On Fri Jun 8 18:25 , Albert Hopkins <[EMAIL PROTECTED]> sent:
>On Fri, 2007-06-08 at 19:01 -0500, [EMAIL PROTECTED] wrote:
>> On Fri Jun 8 16:38 , Dale [EMAIL PROTECTED]> sent:
>
>>
>> Yeah, that's me, I do exactly the same until you issue the cp command where
>> I do:
>> $>cd /mnt/oldstuff && tar cvjpf /pathtosomewhere/mystuff.tbz ./
>> and then extract to the new directory. I do this out of habit mostly and,
>> yes,
>> it is a useless step unless you want to store a copy somewhere for whatever
reason...
>>
>> --James
>
>The one thing I mentioned is that I actually pipe tar to tar (tar -c ...
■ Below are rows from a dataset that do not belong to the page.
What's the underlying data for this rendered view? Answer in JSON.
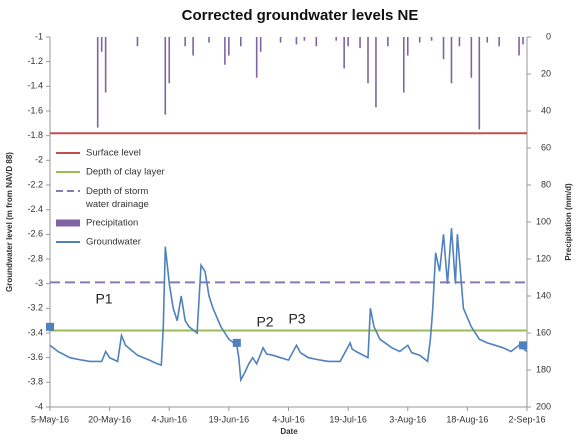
{
  "chart_data": {
    "type": "line",
    "title": "Corrected groundwater levels NE",
    "x_label": "Date",
    "y_label": "Groundwater level (m from NAVD 88)",
    "y2_label": "Precipitation (mm/d)",
    "xlim": [
      0,
      120
    ],
    "xticks": [
      {
        "value": 0,
        "label": "5-May-16"
      },
      {
        "value": 15,
        "label": "20-May-16"
      },
      {
        "value": 30,
        "label": "4-Jun-16"
      },
      {
        "value": 45,
        "label": "19-Jun-16"
      },
      {
        "value": 60,
        "label": "4-Jul-16"
      },
      {
        "value": 75,
        "label": "19-Jul-16"
      },
      {
        "value": 90,
        "label": "3-Aug-16"
      },
      {
        "value": 105,
        "label": "18-Aug-16"
      },
      {
        "value": 120,
        "label": "2-Sep-16"
      }
    ],
    "ylim": [
      -4,
      -1
    ],
    "yticks": [
      -4,
      -3.8,
      -3.6,
      -3.4,
      -3.2,
      -3,
      -2.8,
      -2.6,
      -2.4,
      -2.2,
      -2,
      -1.8,
      -1.6,
      -1.4,
      -1.2,
      -1
    ],
    "y2lim": [
      0,
      200
    ],
    "y2_inverted": true,
    "y2ticks": [
      0,
      20,
      40,
      60,
      80,
      100,
      120,
      140,
      160,
      180,
      200
    ],
    "grid": false,
    "legend": "upper-left",
    "reference_lines": [
      {
        "name": "Surface level",
        "color": "#c0504d",
        "value": -1.78,
        "dashed": false
      },
      {
        "name": "Depth of clay layer",
        "color": "#9bbb59",
        "value": -3.38,
        "dashed": false
      },
      {
        "name": "Depth of storm water drainage",
        "color": "#8a78b8",
        "value": -2.99,
        "dashed": true
      }
    ],
    "series": [
      {
        "name": "Precipitation",
        "type": "bar",
        "axis": "y2",
        "color": "#8064a2",
        "x": [
          12,
          13,
          14,
          22,
          29,
          30,
          34,
          36,
          40,
          44,
          45,
          48,
          52,
          53,
          58,
          62,
          64,
          67,
          72,
          74,
          75,
          78,
          80,
          82,
          85,
          89,
          90,
          93,
          96,
          99,
          101,
          103,
          106,
          108,
          110,
          113,
          118,
          119
        ],
        "values": [
          49,
          8,
          30,
          5,
          42,
          25,
          5,
          10,
          3,
          15,
          10,
          5,
          22,
          8,
          3,
          4,
          2,
          5,
          2,
          17,
          5,
          6,
          25,
          38,
          5,
          30,
          10,
          3,
          2,
          12,
          25,
          5,
          22,
          50,
          3,
          5,
          10,
          4
        ]
      },
      {
        "name": "Groundwater",
        "type": "line",
        "color": "#4f81bd",
        "x": [
          0,
          2,
          5,
          8,
          10,
          13,
          14,
          15,
          17,
          18,
          19,
          22,
          25,
          27,
          28,
          28.5,
          29,
          30,
          31,
          32,
          33,
          34,
          35,
          37,
          38,
          39,
          40,
          41,
          43,
          45,
          47,
          47.5,
          48,
          49,
          50,
          51,
          52,
          53.6,
          54.5,
          56,
          58,
          60,
          62,
          63,
          65,
          68,
          70,
          73,
          75.5,
          76,
          77,
          80,
          80.6,
          81.5,
          83,
          86,
          88,
          90,
          91,
          93,
          95,
          95.7,
          96.3,
          97,
          98,
          99,
          100,
          101,
          102,
          102.5,
          104,
          106,
          108,
          110,
          112,
          114,
          116,
          118,
          120
        ],
        "values": [
          -3.5,
          -3.55,
          -3.6,
          -3.62,
          -3.63,
          -3.63,
          -3.55,
          -3.6,
          -3.63,
          -3.42,
          -3.5,
          -3.58,
          -3.62,
          -3.65,
          -3.66,
          -3.35,
          -2.7,
          -3.0,
          -3.2,
          -3.3,
          -3.1,
          -3.3,
          -3.35,
          -3.4,
          -2.85,
          -2.9,
          -3.1,
          -3.2,
          -3.35,
          -3.45,
          -3.5,
          -3.6,
          -3.78,
          -3.72,
          -3.65,
          -3.6,
          -3.65,
          -3.52,
          -3.57,
          -3.58,
          -3.6,
          -3.62,
          -3.5,
          -3.56,
          -3.6,
          -3.62,
          -3.63,
          -3.63,
          -3.48,
          -3.53,
          -3.55,
          -3.6,
          -3.2,
          -3.35,
          -3.45,
          -3.52,
          -3.55,
          -3.5,
          -3.56,
          -3.58,
          -3.63,
          -3.45,
          -3.2,
          -2.75,
          -2.9,
          -2.6,
          -3.0,
          -2.55,
          -3.0,
          -2.6,
          -3.2,
          -3.35,
          -3.45,
          -3.48,
          -3.5,
          -3.52,
          -3.55,
          -3.5,
          -3.55
        ]
      }
    ],
    "measurements": {
      "color": "#4f81bd",
      "x": [
        0,
        47,
        119
      ],
      "values": [
        -3.35,
        -3.48,
        -3.5
      ]
    },
    "annotations": [
      "P1",
      "P2",
      "P3"
    ]
  }
}
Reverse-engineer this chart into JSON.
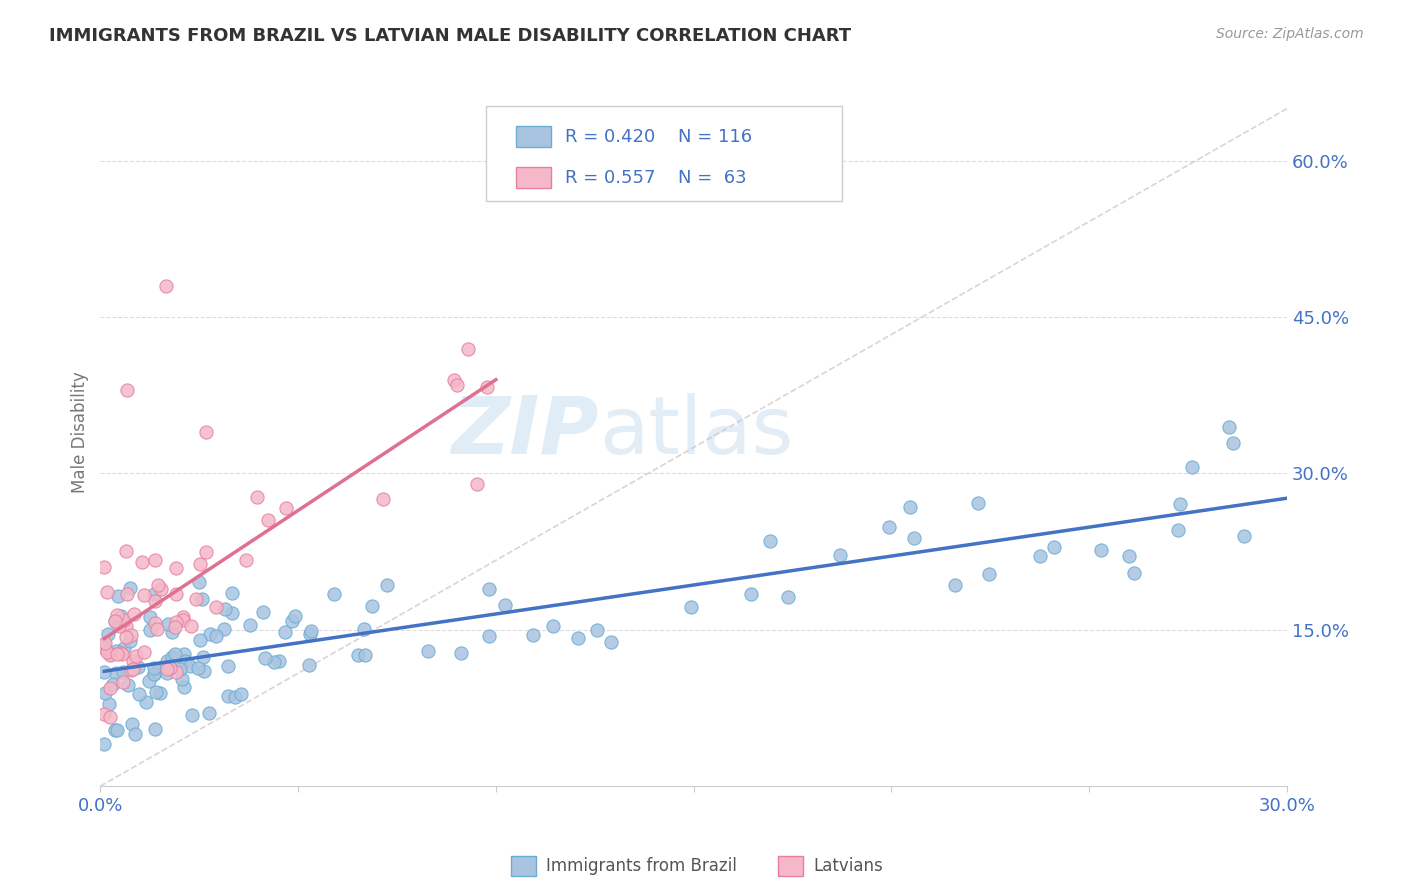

>| tar -x ...) which seems even more useless, but as I said I'm used to
>doing some things out of habit. Then I thought about why: the '-a' flag
>is not available on all *nices... I believe it's a GNU extension. So I
>probably got used to using the tar trick on a non-GNU system and got
>used to it because it works whether I'm using Linux or not. But if
>you're on a Linux system (that has rsync installed) then rsync is
>probably the nicer option. It's got even more options than GNU's cp. I
>actually 'alias cp="rsync"' on my Gentoo systems.
Ha. This is a good day. I have to laugh at myself for not utilizing rsync
more;
for the last few years I've just been using rsync to backup/restore my /home and
key config files to my fileserver (while at home). Never even considered using
it for local operations. Nice. I have the habit, also, of using the most basic
stuff since I'm usually on all manner of UNIX{like} boxes during the day.